The Onrego Working Methods

In the following article I’m exposing how our startup is trying to stay focused on the essential matters and what does our customers mean to us.

A couple of days ago I read about another hot Finnish startup called Jolla and the way they are leading their crew. Jolla is continuing Nokia’s work on MeeGo based smartphones and is recruiting new employees at an accelerated pace. Jolla’s CEO Jussi Hurmola told in the article that the employees of Jolla form new teams very month with coordination from the management team based on tasks need to be done. They are calling them as iteration rounds like in agile development.

What a wonderful idea I thought and started thinking of how those methods would work for our startup Onrego Ltd. Suddenly I realized that we are already working almost like that even though our iteration round is one week rather than Jolla’s one month. We have a management team meeting weekly which lasts for two hours. In the meeting we summarize what we have done within the week and what should we do next. We are mostly concentrating on developing our cloud services and discussing about the meetings with clients, with which we have had great discussions about their expectations of IT services now and in the near future. We are very thankful to our clients for all the meetings so far!

Many of our friends have been asking how it feels to be a startup entrepreneur. I may have replied as “excellent” but what I meant was, was “quite dizzy” :). That’s because there one million and more tasks to fulfill because basically you have no processes, no infrastructure, nor any assistants. You have to build everything from the ground up. That’s why Onrego has milestones and targets which should lead our way and help us stay focused on the essential matters. The milestones also help us achieve something, and let us feel success, which is essential for every company and its employees.

Because our hands are full of tasks, we are trying to get rid of garbage. For example we are using internal discussion forum to minimize email traffic, which normally creates lots of interruptions. We are also teleworking whenever it’s useful and have quick chats with some of our clients and our partners using Microsoft Lync, as I wrote couple of weeks ago. I have also been fan of Lean techniques for quite some time now and I try to implement them to Onrego’s daily work. If you don’t know what Lean is I suggest you take a look. While Lean was first developed for manufacturing goods, Lean has also been used for service production and for knowledge work as well.

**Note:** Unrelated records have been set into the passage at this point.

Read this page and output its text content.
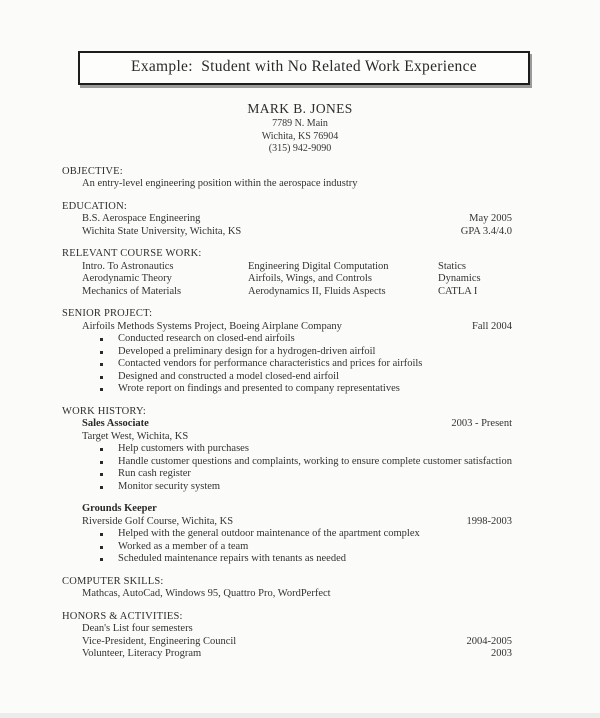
Example:  Student with No Related Work Experience
MARK B. JONES
7789 N. Main
Wichita, KS 76904
(315) 942-9090
OBJECTIVE:
An entry-level engineering position within the aerospace industry
EDUCATION:
B.S. Aerospace Engineering	May 2005
Wichita State University, Wichita, KS	GPA 3.4/4.0
RELEVANT COURSE WORK:
Intro. To Astronautics	Engineering Digital Computation	Statics
Aerodynamic Theory	Airfoils, Wings, and Controls	Dynamics
Mechanics of Materials	Aerodynamics II, Fluids Aspects	CATLA I
SENIOR PROJECT:
Airfoils Methods Systems Project, Boeing Airplane Company	Fall 2004
Conducted research on closed-end airfoils
Developed a preliminary design for a hydrogen-driven airfoil
Contacted vendors for performance characteristics and prices for airfoils
Designed and constructed a model closed-end airfoil
Wrote report on findings and presented to company representatives
WORK HISTORY:
Sales Associate	2003 - Present
Target West, Wichita, KS
Help customers with purchases
Handle customer questions and complaints, working to ensure complete customer satisfaction
Run cash register
Monitor security system
Grounds Keeper
Riverside Golf Course, Wichita, KS	1998-2003
Helped with the general outdoor maintenance of the apartment complex
Worked as a member of a team
Scheduled maintenance repairs with tenants as needed
COMPUTER SKILLS:
Mathcas, AutoCad, Windows 95, Quattro Pro, WordPerfect
HONORS & ACTIVITIES:
Dean's List four semesters
Vice-President, Engineering Council	2004-2005
Volunteer, Literacy Program	2003
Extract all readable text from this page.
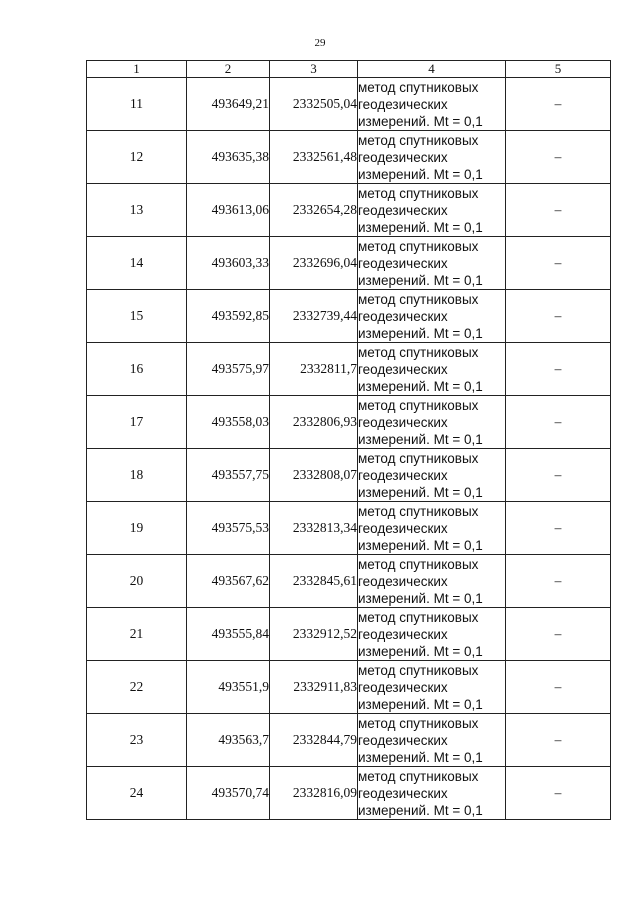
29
1	2	3	4	5
11	493649,21	2332505,04	метод спутниковых
геодезических
измерений. Mt = 0,1	–
12	493635,38	2332561,48	метод спутниковых
геодезических
измерений. Mt = 0,1	–
13	493613,06	2332654,28	метод спутниковых
геодезических
измерений. Mt = 0,1	–
14	493603,33	2332696,04	метод спутниковых
геодезических
измерений. Mt = 0,1	–
15	493592,85	2332739,44	метод спутниковых
геодезических
измерений. Mt = 0,1	–
16	493575,97	2332811,7	метод спутниковых
геодезических
измерений. Mt = 0,1	–
17	493558,03	2332806,93	метод спутниковых
геодезических
измерений. Mt = 0,1	–
18	493557,75	2332808,07	метод спутниковых
геодезических
измерений. Mt = 0,1	–
19	493575,53	2332813,34	метод спутниковых
геодезических
измерений. Mt = 0,1	–
20	493567,62	2332845,61	метод спутниковых
геодезических
измерений. Mt = 0,1	–
21	493555,84	2332912,52	метод спутниковых
геодезических
измерений. Mt = 0,1	–
22	493551,9	2332911,83	метод спутниковых
геодезических
измерений. Mt = 0,1	–
23	493563,7	2332844,79	метод спутниковых
геодезических
измерений. Mt = 0,1	–
24	493570,74	2332816,09	метод спутниковых
геодезических
измерений. Mt = 0,1	–
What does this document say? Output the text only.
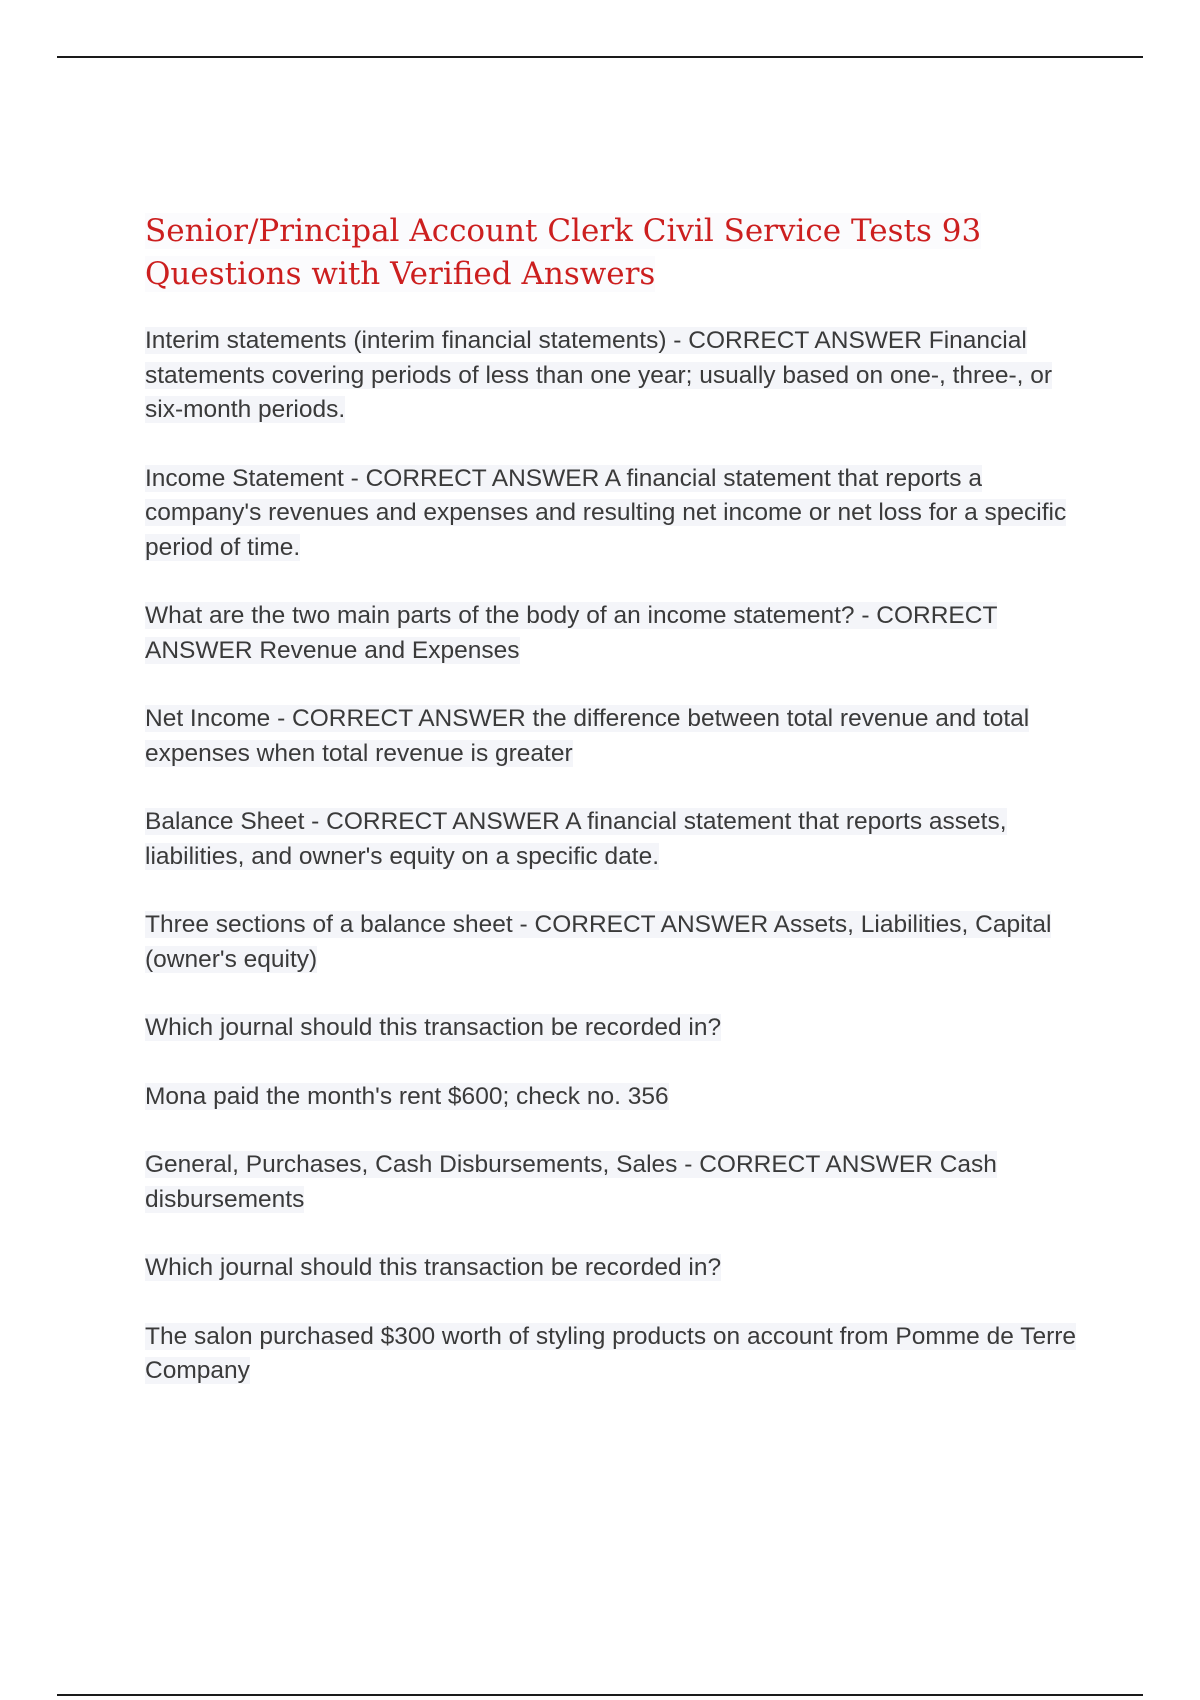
Senior/Principal Account Clerk Civil Service Tests 93 Questions with Verified Answers

Interim statements (interim financial statements) - CORRECT ANSWER Financial statements covering periods of less than one year; usually based on one-, three-, or six-month periods.

Income Statement - CORRECT ANSWER A financial statement that reports a company's revenues and expenses and resulting net income or net loss for a specific period of time.

What are the two main parts of the body of an income statement? - CORRECT ANSWER Revenue and Expenses

Net Income - CORRECT ANSWER the difference between total revenue and total expenses when total revenue is greater

Balance Sheet - CORRECT ANSWER A financial statement that reports assets, liabilities, and owner's equity on a specific date.

Three sections of a balance sheet - CORRECT ANSWER Assets, Liabilities, Capital (owner's equity)

Which journal should this transaction be recorded in?

Mona paid the month's rent $600; check no. 356

General, Purchases, Cash Disbursements, Sales - CORRECT ANSWER Cash disbursements

Which journal should this transaction be recorded in?

The salon purchased $300 worth of styling products on account from Pomme de Terre Company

Currently we are in the start-up phase developing our cloud services but as soon as we enter the production phase, we need to adjust our way to work a little bit. We are going to implement Balanced Scorecard as a framework which lets us to monitor our performance. One very important measure to Onrego is customer satisfaction. Customer satisfaction is so important that Kenneth, our Chief Customer Officer, will have his eyes and ears on the heartbeat of our clients and informs the management team of how we have succeeded.

I might open up our working methods a little bit more in the future when we hit the production phase with our cloud services.